Krishna: Tech talent crunch will last a decade: IBM – Times of India

New Delhi: ibm President and CEO Arvind Dark woman has said that the talent shortage in the global technology industry is likely to last for the next decade, and noted that IBM itself is expanding dramatically in India.
“I think every single enterprise, every government customer we talk to, is thirsty for talent, and there is not enough supply. That is because every company, country and government has woken up to the fact that technology is now It’s not a cost of doing business, technology is a fundamental competitive advantage. And so you want technology talent in-house, not just provided from elsewhere,” he said after taking over as IBM chief in April last year. The latter said in a conversation with the media on his first visit to India.
Krishna expects IBM to add thousands to its R&D business in India and thousands to its consulting business. The company does not divide its workforce geographically, but it is estimated to have over 1 lakh employees in India, or at least a third of its global strength. The same may be the case after it recently spun off its managed infrastructure business into a separate company called Kindrill.

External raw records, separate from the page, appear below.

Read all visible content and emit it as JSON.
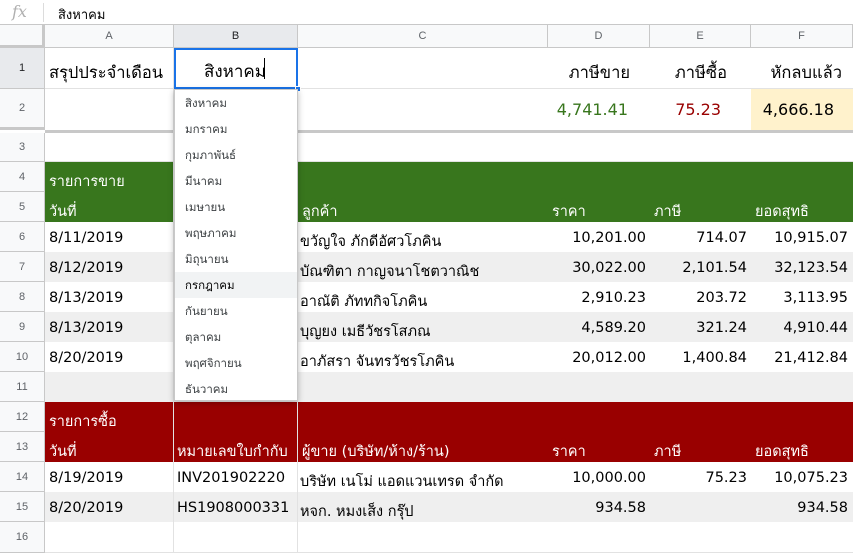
{
  "formula_bar": {
    "fx_icon": "fx",
    "value": "สิงหาคม"
  },
  "columns": [
    "A",
    "B",
    "C",
    "D",
    "E",
    "F"
  ],
  "rows": [
    "1",
    "2",
    "3",
    "4",
    "5",
    "6",
    "7",
    "8",
    "9",
    "10",
    "11",
    "12",
    "13",
    "14",
    "15",
    "16"
  ],
  "summary": {
    "title": "สรุปประจำเดือน",
    "month": "สิงหาคม",
    "labels": {
      "sales_tax": "ภาษีขาย",
      "purchase_tax": "ภาษีซื้อ",
      "net": "หักลบแล้ว"
    },
    "values": {
      "sales_tax": "4,741.41",
      "purchase_tax": "75.23",
      "net": "4,666.18"
    }
  },
  "sales": {
    "section_title": "รายการขาย",
    "headers": {
      "date": "วันที่",
      "customer": "ลูกค้า",
      "price": "ราคา",
      "tax": "ภาษี",
      "total": "ยอดสุทธิ"
    },
    "rows": [
      {
        "date": "8/11/2019",
        "customer": "ขวัญใจ ภักดีอัศวโภคิน",
        "price": "10,201.00",
        "tax": "714.07",
        "total": "10,915.07"
      },
      {
        "date": "8/12/2019",
        "customer": "บัณฑิตา กาญจนาโชตวาณิช",
        "price": "30,022.00",
        "tax": "2,101.54",
        "total": "32,123.54"
      },
      {
        "date": "8/13/2019",
        "customer": "อาณัติ ภัททกิจโภคิน",
        "price": "2,910.23",
        "tax": "203.72",
        "total": "3,113.95"
      },
      {
        "date": "8/13/2019",
        "customer": "บุญยง เมธีวัชรโสภณ",
        "price": "4,589.20",
        "tax": "321.24",
        "total": "4,910.44"
      },
      {
        "date": "8/20/2019",
        "customer": "อาภัสรา จันทรวัชรโภคิน",
        "price": "20,012.00",
        "tax": "1,400.84",
        "total": "21,412.84"
      }
    ]
  },
  "purchases": {
    "section_title": "รายการซื้อ",
    "headers": {
      "date": "วันที่",
      "invoice": "หมายเลขใบกำกับ",
      "vendor": "ผู้ขาย (บริษัท/ห้าง/ร้าน)",
      "price": "ราคา",
      "tax": "ภาษี",
      "total": "ยอดสุทธิ"
    },
    "rows": [
      {
        "date": "8/19/2019",
        "invoice": "INV201902220",
        "vendor": "บริษัท เนโม่ แอดแวนเทรด จำกัด",
        "price": "10,000.00",
        "tax": "75.23",
        "total": "10,075.23"
      },
      {
        "date": "8/20/2019",
        "invoice": "HS1908000331",
        "vendor": "หจก. หมงเส็ง กรุ๊ป",
        "price": "934.58",
        "tax": "",
        "total": "934.58"
      }
    ]
  },
  "dropdown": {
    "highlighted": "กรกฎาคม",
    "options": [
      "สิงหาคม",
      "มกราคม",
      "กุมภาพันธ์",
      "มีนาคม",
      "เมษายน",
      "พฤษภาคม",
      "มิถุนายน",
      "กรกฎาคม",
      "กันยายน",
      "ตุลาคม",
      "พฤศจิกายน",
      "ธันวาคม"
    ]
  },
  "colors": {
    "sales_header": "#38761d",
    "purchase_header": "#990000",
    "sales_tax_value": "#38761d",
    "purchase_tax_value": "#990000",
    "net_bg": "#fff2cc",
    "selection": "#1a73e8"
  }
}
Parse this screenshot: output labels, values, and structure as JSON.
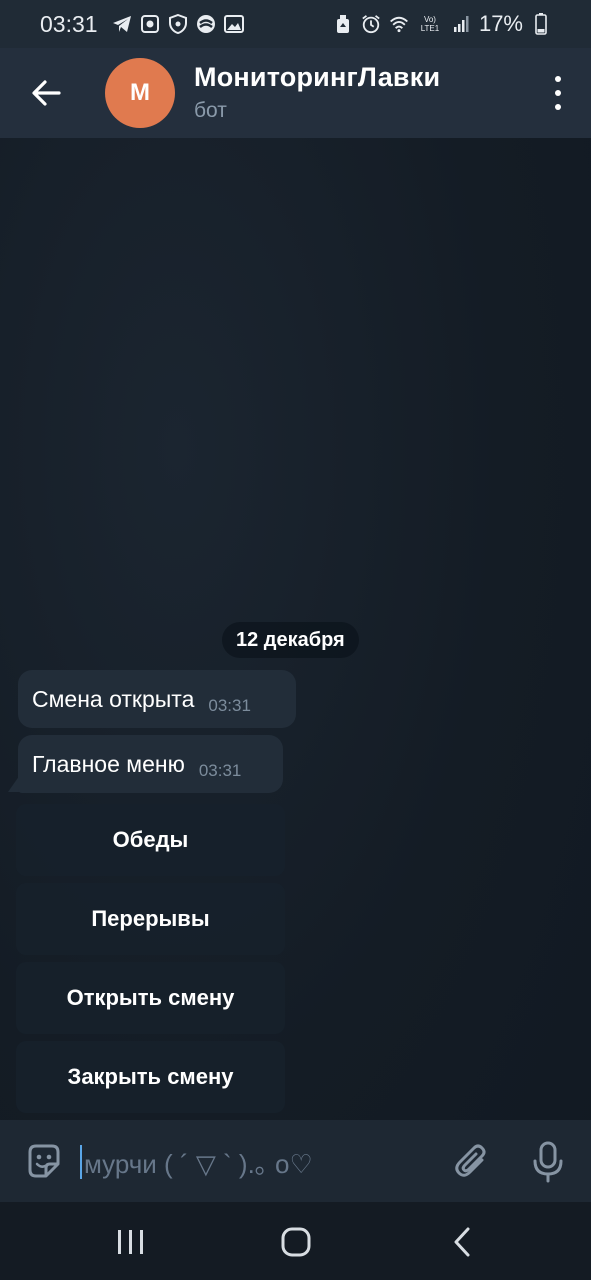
{
  "status_bar": {
    "time": "03:31",
    "battery": "17%",
    "icons": [
      "telegram-icon",
      "notification-icon",
      "shield-icon",
      "app-icon",
      "gallery-icon",
      "recycle-icon",
      "alarm-icon",
      "wifi-icon",
      "volte-icon",
      "signal-icon",
      "battery-icon"
    ],
    "volte_label": "Vo) LTE1"
  },
  "header": {
    "avatar_letter": "М",
    "avatar_color": "#e07a4f",
    "title": "МониторингЛавки",
    "subtitle": "бот"
  },
  "chat": {
    "date": "12 декабря",
    "messages": [
      {
        "text": "Смена открыта",
        "time": "03:31"
      },
      {
        "text": "Главное меню",
        "time": "03:31"
      }
    ],
    "keyboard": [
      "Обеды",
      "Перерывы",
      "Открыть смену",
      "Закрыть смену"
    ]
  },
  "input": {
    "placeholder": "мурчи ( ´ ▽ ` ).｡ o♡"
  },
  "colors": {
    "accent": "#5aa6e8",
    "header_bg": "#242f3d",
    "bubble_bg": "#222d39"
  }
}
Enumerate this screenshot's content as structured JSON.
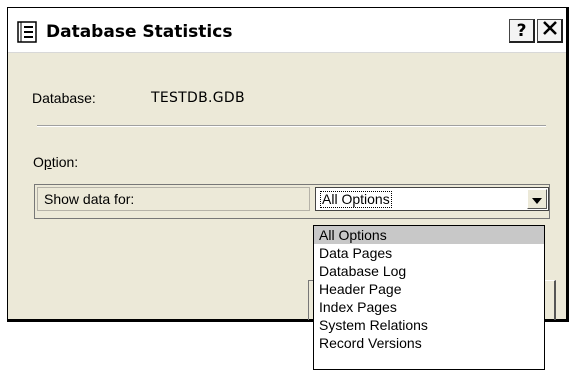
{
  "window": {
    "title": "Database Statistics",
    "icon": "database-stats-icon",
    "help_label": "?",
    "close_icon": "close-icon"
  },
  "database": {
    "label": "Database:",
    "value": "TESTDB.GDB"
  },
  "option": {
    "label_accel": "p",
    "label_prefix": "O",
    "label_suffix": "tion:"
  },
  "grid": {
    "row_label": "Show data for:",
    "selected_value": "All Options"
  },
  "dropdown": {
    "options": [
      "All Options",
      "Data Pages",
      "Database Log",
      "Header Page",
      "Index Pages",
      "System Relations",
      "Record Versions"
    ],
    "highlighted": "All Options"
  }
}
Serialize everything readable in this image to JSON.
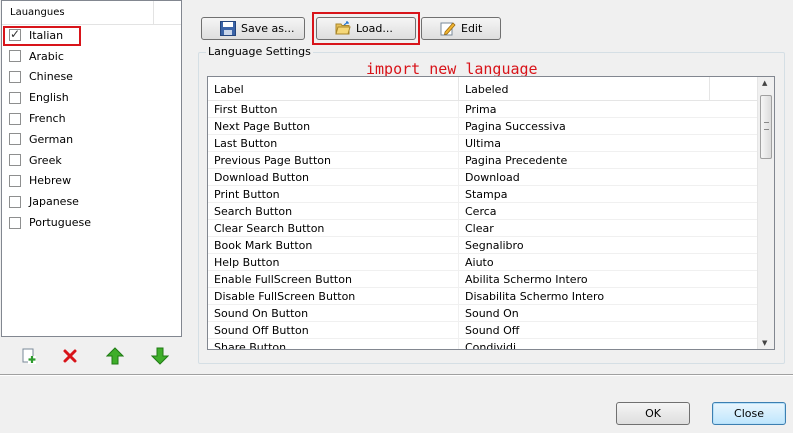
{
  "languages": {
    "header": "Lauangues",
    "items": [
      {
        "label": "Italian",
        "checked": true
      },
      {
        "label": "Arabic",
        "checked": false
      },
      {
        "label": "Chinese",
        "checked": false
      },
      {
        "label": "English",
        "checked": false
      },
      {
        "label": "French",
        "checked": false
      },
      {
        "label": "German",
        "checked": false
      },
      {
        "label": "Greek",
        "checked": false
      },
      {
        "label": "Hebrew",
        "checked": false
      },
      {
        "label": "Japanese",
        "checked": false
      },
      {
        "label": "Portuguese",
        "checked": false
      }
    ]
  },
  "toolbar": {
    "save_label": "Save as...",
    "load_label": "Load...",
    "edit_label": "Edit"
  },
  "settings": {
    "group_title": "Language Settings",
    "annotation": "import new language",
    "columns": [
      "Label",
      "Labeled"
    ],
    "rows": [
      [
        "First Button",
        "Prima"
      ],
      [
        "Next Page Button",
        "Pagina Successiva"
      ],
      [
        "Last Button",
        "Ultima"
      ],
      [
        "Previous Page Button",
        "Pagina Precedente"
      ],
      [
        "Download Button",
        "Download"
      ],
      [
        "Print Button",
        "Stampa"
      ],
      [
        "Search Button",
        "Cerca"
      ],
      [
        "Clear Search Button",
        "Clear"
      ],
      [
        "Book Mark Button",
        "Segnalibro"
      ],
      [
        "Help Button",
        "Aiuto"
      ],
      [
        "Enable FullScreen Button",
        "Abilita Schermo Intero"
      ],
      [
        "Disable FullScreen Button",
        "Disabilita Schermo Intero"
      ],
      [
        "Sound On Button",
        "Sound On"
      ],
      [
        "Sound Off Button",
        "Sound Off"
      ],
      [
        "Share Button",
        "Condividi"
      ]
    ]
  },
  "dialog": {
    "ok_label": "OK",
    "close_label": "Close"
  },
  "colors": {
    "highlight": "#d8141a",
    "accent": "#3c7fb1"
  }
}
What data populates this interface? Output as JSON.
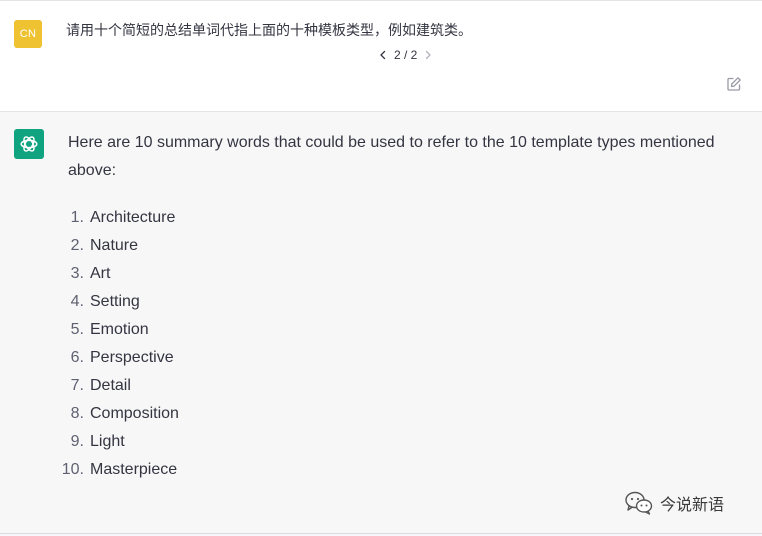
{
  "user": {
    "avatar_initials": "CN",
    "avatar_color": "#efc232",
    "message": "请用十个简短的总结单词代指上面的十种模板类型，例如建筑类。",
    "pager": "2 / 2",
    "prev_icon": "chevron-left-icon",
    "next_icon": "chevron-right-icon",
    "edit_icon": "edit-icon"
  },
  "assistant": {
    "avatar_color": "#10a37f",
    "avatar_icon": "openai-logo-icon",
    "intro": "Here are 10 summary words that could be used to refer to the 10 template types mentioned above:",
    "items": [
      {
        "num": "1.",
        "label": "Architecture"
      },
      {
        "num": "2.",
        "label": "Nature"
      },
      {
        "num": "3.",
        "label": "Art"
      },
      {
        "num": "4.",
        "label": "Setting"
      },
      {
        "num": "5.",
        "label": "Emotion"
      },
      {
        "num": "6.",
        "label": "Perspective"
      },
      {
        "num": "7.",
        "label": "Detail"
      },
      {
        "num": "8.",
        "label": "Composition"
      },
      {
        "num": "9.",
        "label": "Light"
      },
      {
        "num": "10.",
        "label": "Masterpiece"
      }
    ]
  },
  "watermark": {
    "text": "今说新语",
    "icon": "wechat-icon"
  }
}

Krishna said that IBM has huge centers in Bengaluru, Hyderabad, Pune and a smaller center in Delhi in R&D. “We have just announced the opening of centers in Ahmedabad and Cochin. There will be more,” said the IIT-Kanpur alumnus, who has now spent 30 years at IBM.
Krishna said the only way to tackle the talent shortage is for companies to take the responsibility of skilling people. “Fields like AI, quantum, blockchain, cyber security – it is unlikely that there will be enough talent in the market. Colleges are slow to change their curriculum. So, we take a theoretical physicist and in six months, build them into one Quantity Scientists that will be enough to build use cases,” he said. IBM in India, he said, spends 100% of its CSR funds in skilling.
Krishna has a humble task in front of him to change perceptions about the company, which has been losing revenue since its peak in 2011. He’s shutting down low-margin, low-growth businesses, and focusing on two high-growth areas — hybrid cloud and AI. , He is increasing spending on R&D. He is building partnerships with companies that were once considered pure competition. And he is rapidly entering the world of open source. “With the company that invented vertical closed technology 60 years ago, we can learn to change,” he said.
On the partnership, Krishna said there are many areas where companies like Amazon, Microsoft And even Indian IT services companies do not compete with IBM. “They (Amazon, Microsoft) are not going to accept multi-cloud, hybrid. But if the client wants to modernize their applications in Azure but use Linux, who can do Linux better than us? Is?” he said. Indian IT services companies, he said, partner with IBM when implementing projects that use many of the latter’s technologies – such as Red Hat OpenShift and Red Hat Linux.